COMPOSIZIONE CHIMICA: contiene dal 25 al 30% di amidi, dal 3 al 10% di D-glucosio e di saccarosio, e inoltre cumarine, triterpenoidi, steroli e flavonoidi, soprattutto flavanoni, calconi, isoflavoni e isoflavonoli. Esiste anche un polisaccaride, detto glicirrizano e altri due polisaccaridi costituiti da poligalatturonani e da zuccheri semplici e complessi. I componenti principali sono i saponosidi rappresentati soprattutto dalla glicirrizina (dal 3 al 5% della droga secca). Essa è un monodesmoside che, per idrolisi, libera due molecole di acido D-glicuronico e una molecola di acido glicirretico. È stato anche riconosciuto un derivato dell’acido glicirrizico, detto gliderinina, dotato anch’esso di notevole attività antiflogistica.

PROPRIETÀ  TERAPEUTICHE:
Azione antigastritica e antiulcerosa: è legata soprattutto all'acido glicirretico ma anche ai flavonoidi. Tale azione è dovuta sia ad un aumento della secrezione delle cellule mucipare della parete gastrica sia ad un'attività diretta sulla mucosa flogosata e/o ulcerata, e determina un rapido miglioramento della sintomatologia del paziente e anche del quadro radiologico ed endoscopico.
La Liquirizia data assieme all'aspirina dimezza l'incidenza dell'ulcera gastrica indotta da questo farmaco nel ratto, e inoltre tende a ridurre la produzione di gastrina e quindi di acido cloridrico da parte della mucosa dello stomaco.
L'azione antiulcerosa di questa droga è dovuta in buona parte all'inibizione degli enzimi 15-OH-prostaglandino deidrogenasi e delta 13 prostaglandino reduttasi. Il primo trasforma le prostaglandine E2 ed F2 a 15 ketoprostaglandine, che sono praticamente inattive, mentre il secondo metabolizza le delta 13 prostaglandine inattive, che vengono così eliminate con le urine. In tal modo la Liquirizia aumenta i livelli di prostaglandine attive a livello della mucosa gastrica.
Nell’estratto acquoso di liquirizia sono presenti delle 12-keto-triterpensaponine ad azione antiflogistica. In questo studio in vitro è stato studiato l’effetto di questo estratto acquoso sull’adesività dell’Helicobacter pylori alla mucosa gastrica e del Porphyromonas gengivalis al tessuto periodontale. Si è notato che l’estratto in questione inibiva l’adesione dell’Helicobacter alle cellule della mucosa gastrica umana e che tale azione dipendeva soprattutto dai polisaccaridi presenti nell’estratto. Questi ultimi non avevano un’azione citotossica diretta contro l’Helicobacter e non influenzavano l’emoagglutinazione. Questi polisaccaridi svolgevano anche una valida azione antiadesiva sul Porphyromonas gengivalis. Lo studio indica che un estratto acquoso di liquirizia ostacola l’adesività alle cellule bersaglio dell’Helicobacter pylori e del Porphyromonas gengivalis.

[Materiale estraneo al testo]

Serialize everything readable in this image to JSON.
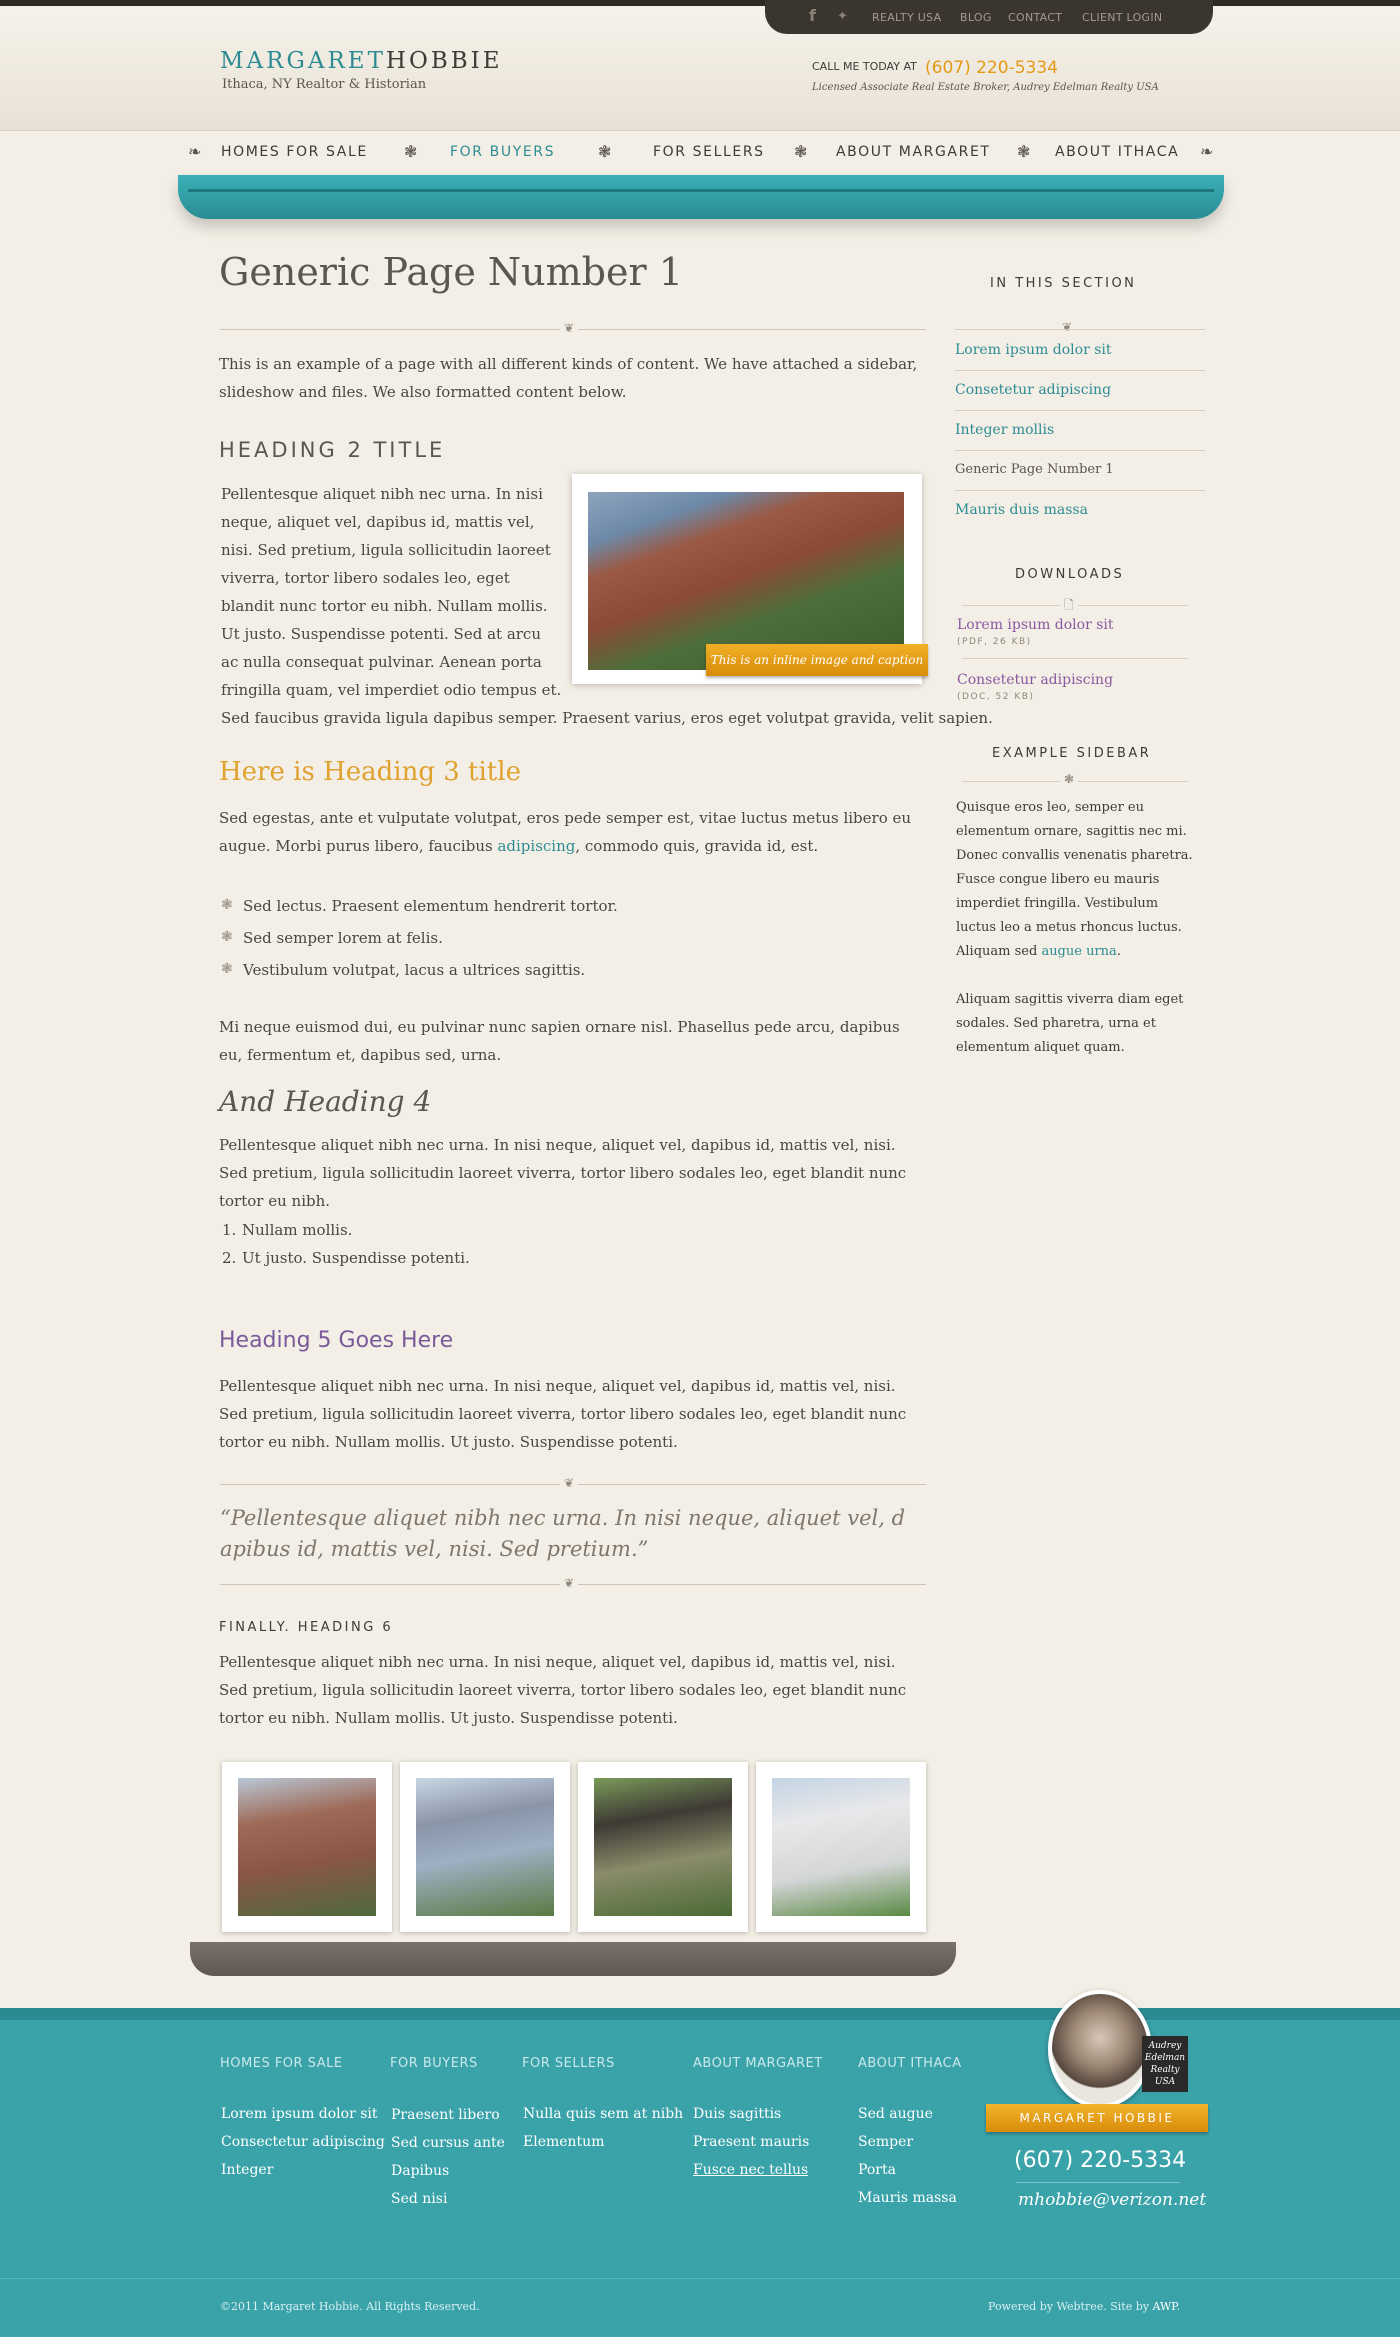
{
  "utility_nav": {
    "social": [
      "facebook-icon",
      "twitter-icon"
    ],
    "links": [
      "REALTY USA",
      "BLOG",
      "CONTACT",
      "CLIENT LOGIN"
    ]
  },
  "brand": {
    "name_first": "MARGARET",
    "name_last": "HOBBIE",
    "tagline": "Ithaca, NY Realtor & Historian",
    "call_label": "CALL ME TODAY AT",
    "phone": "(607) 220-5334",
    "license": "Licensed Associate Real Estate Broker, Audrey Edelman Realty USA"
  },
  "nav": {
    "items": [
      "HOMES FOR SALE",
      "FOR BUYERS",
      "FOR SELLERS",
      "ABOUT MARGARET",
      "ABOUT ITHACA"
    ],
    "active": "FOR BUYERS"
  },
  "main": {
    "title": "Generic Page Number 1",
    "intro": "This is an example of a page with all different kinds of content. We have attached a sidebar, slideshow and files. We also formatted content below.",
    "h2": "HEADING 2 TITLE",
    "h2_para_lines": [
      "Pellentesque aliquet nibh nec urna. In nisi",
      "neque, aliquet vel, dapibus id, mattis vel,",
      "nisi. Sed pretium, ligula sollicitudin laoreet",
      "viverra, tortor libero sodales leo, eget",
      "blandit nunc tortor eu nibh. Nullam mollis.",
      "Ut justo. Suspendisse potenti.  Sed at arcu",
      "ac nulla consequat pulvinar. Aenean porta",
      "fringilla quam, vel imperdiet odio tempus et."
    ],
    "h2_para_last": "Sed faucibus gravida ligula dapibus semper. Praesent varius, eros eget volutpat gravida, velit sapien.",
    "image_caption": "This is an inline image and caption",
    "h3": "Here is Heading 3 title",
    "h3_para_a": "Sed egestas, ante et vulputate volutpat, eros pede semper est, vitae luctus metus libero eu augue. Morbi purus libero, faucibus ",
    "h3_para_link": "adipiscing",
    "h3_para_b": ", commodo quis, gravida id, est.",
    "bullets": [
      "Sed lectus. Praesent elementum hendrerit tortor.",
      "Sed semper lorem at felis.",
      "Vestibulum volutpat, lacus a ultrices sagittis."
    ],
    "para_after_bullets": "Mi neque euismod dui, eu pulvinar nunc sapien ornare nisl. Phasellus pede arcu, dapibus eu, fermentum et, dapibus sed, urna.",
    "h4": "And Heading 4",
    "h4_para": "Pellentesque aliquet nibh nec urna. In nisi neque, aliquet vel, dapibus id, mattis vel, nisi. Sed pretium, ligula sollicitudin laoreet viverra, tortor libero sodales leo, eget blandit nunc tortor eu nibh.",
    "ordered": [
      "Nullam mollis.",
      "Ut justo. Suspendisse potenti."
    ],
    "h5": "Heading 5 Goes Here",
    "h5_para": "Pellentesque aliquet nibh nec urna. In nisi neque, aliquet vel, dapibus id, mattis vel, nisi. Sed pretium, ligula sollicitudin laoreet viverra, tortor libero sodales leo, eget blandit nunc tortor eu nibh. Nullam mollis. Ut justo. Suspendisse potenti.",
    "quote": "“Pellentesque aliquet nibh nec urna. In nisi neque, aliquet vel, d apibus id, mattis vel, nisi. Sed pretium.”",
    "h6": "FINALLY. HEADING 6",
    "h6_para": "Pellentesque aliquet nibh nec urna. In nisi neque, aliquet vel, dapibus id, mattis vel, nisi. Sed pretium, ligula sollicitudin laoreet viverra, tortor libero sodales leo, eget blandit nunc tortor eu nibh. Nullam mollis. Ut justo. Suspendisse potenti."
  },
  "sidebar": {
    "section_title": "IN THIS SECTION",
    "section_items": [
      "Lorem ipsum dolor sit",
      "Consetetur adipiscing",
      "Integer mollis",
      "Generic Page Number 1",
      "Mauris duis massa"
    ],
    "current_item": "Generic Page Number 1",
    "downloads_title": "DOWNLOADS",
    "downloads": [
      {
        "name": "Lorem ipsum dolor sit",
        "meta": "(PDF, 26 KB)"
      },
      {
        "name": "Consetetur adipiscing",
        "meta": "(DOC, 52 KB)"
      }
    ],
    "example_title": "EXAMPLE SIDEBAR",
    "example_text_a": "Quisque eros leo, semper eu elementum ornare, sagittis nec mi. Donec convallis venenatis pharetra. Fusce congue libero eu mauris imperdiet fringilla. Vestibulum luctus leo a metus rhoncus luctus. Aliquam sed ",
    "example_link": "augue urna",
    "example_text_b": ".",
    "example_text_2": "Aliquam sagittis viverra diam eget sodales. Sed pharetra, urna et elementum aliquet quam."
  },
  "footer": {
    "columns": [
      {
        "title": "HOMES FOR SALE",
        "links": [
          "Lorem ipsum dolor sit",
          "Consectetur adipiscing",
          "Integer"
        ]
      },
      {
        "title": "FOR BUYERS",
        "links": [
          "Praesent libero",
          "Sed cursus ante",
          "Dapibus",
          "Sed nisi"
        ]
      },
      {
        "title": "FOR SELLERS",
        "links": [
          "Nulla quis sem at nibh",
          "Elementum"
        ]
      },
      {
        "title": "ABOUT MARGARET",
        "links": [
          "Duis sagittis",
          "Praesent mauris",
          "Fusce nec tellus"
        ]
      },
      {
        "title": "ABOUT ITHACA",
        "links": [
          "Sed augue",
          "Semper",
          "Porta",
          "Mauris massa"
        ]
      }
    ],
    "badge_text": "Audrey Edelman Realty USA",
    "ribbon_name": "MARGARET HOBBIE",
    "phone": "(607) 220-5334",
    "email": "mhobbie@verizon.net",
    "copyright": "©2011 Margaret Hobbie.  All Rights Reserved.",
    "powered_a": "Powered by ",
    "powered_b": "Webtree",
    "powered_c": ".   Site by ",
    "powered_d": "AWP",
    "powered_e": "."
  },
  "colors": {
    "accent": "#2d8c93",
    "orange": "#e39a16",
    "purple": "#7a5a9a",
    "footer": "#3aa3aa"
  }
}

Azione antiflogistica: È stato evidenziato che l'acido glicirretico inibisce la trasformazione del cortisolo a cortisone da parte della 11 beta idrossisteroido deidrogenasi. È stato dimostrato che la sostanza più attiva in questo senso è l'acido 3-monoglicuronil glicirretinico, che è nettamente più potente dell'acido glicirrizico. L'inibizione di questo enzima è dose-dipendente, come dimostrato da uno studio effettuato su volontari sani. Infatti una dose di 500 mg./die di glicirrizina per os inibisce l'enzima per circa 12 ore, mentre un dosaggio di 1000 mg./die causa inibizione enzimatica per circa 24 ore.

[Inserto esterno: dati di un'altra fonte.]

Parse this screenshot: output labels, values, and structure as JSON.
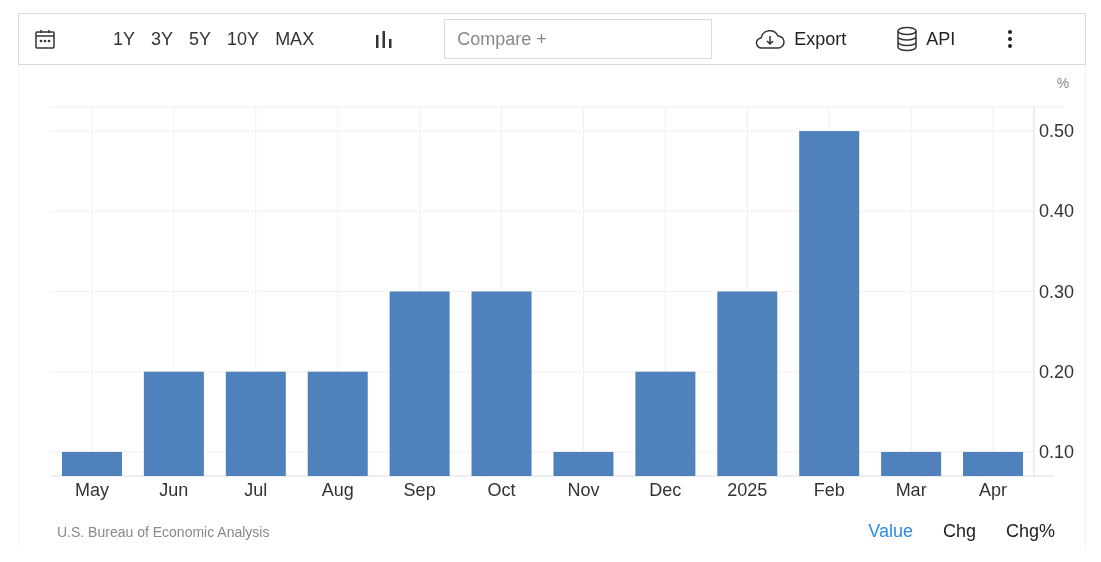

Dati recenti indicano che l'acido glicirretico ostacola l'attività della beta glucuronidasi a livello epatico, con ridotta escrezione di composti glucuronati, tra cui gli steroidi stessi. Queste azioni sono esplicate essenzialmente a livello epatico e a livello renale.
Recentemente è stato identificato un altro meccanismo responsabile dell'azione antiflogistica di questa droga, e cioè la capacità della glicirrizina di inibire la produzione di radicali liberi,  che sono una classe di potenti agenti flogogeni, da parte dei granulociti neutrofili. La droga sembra peraltro incapace di interferire in  modo apprezzabile sulla fagocitosi e sulla chemiotassi di queste cellule.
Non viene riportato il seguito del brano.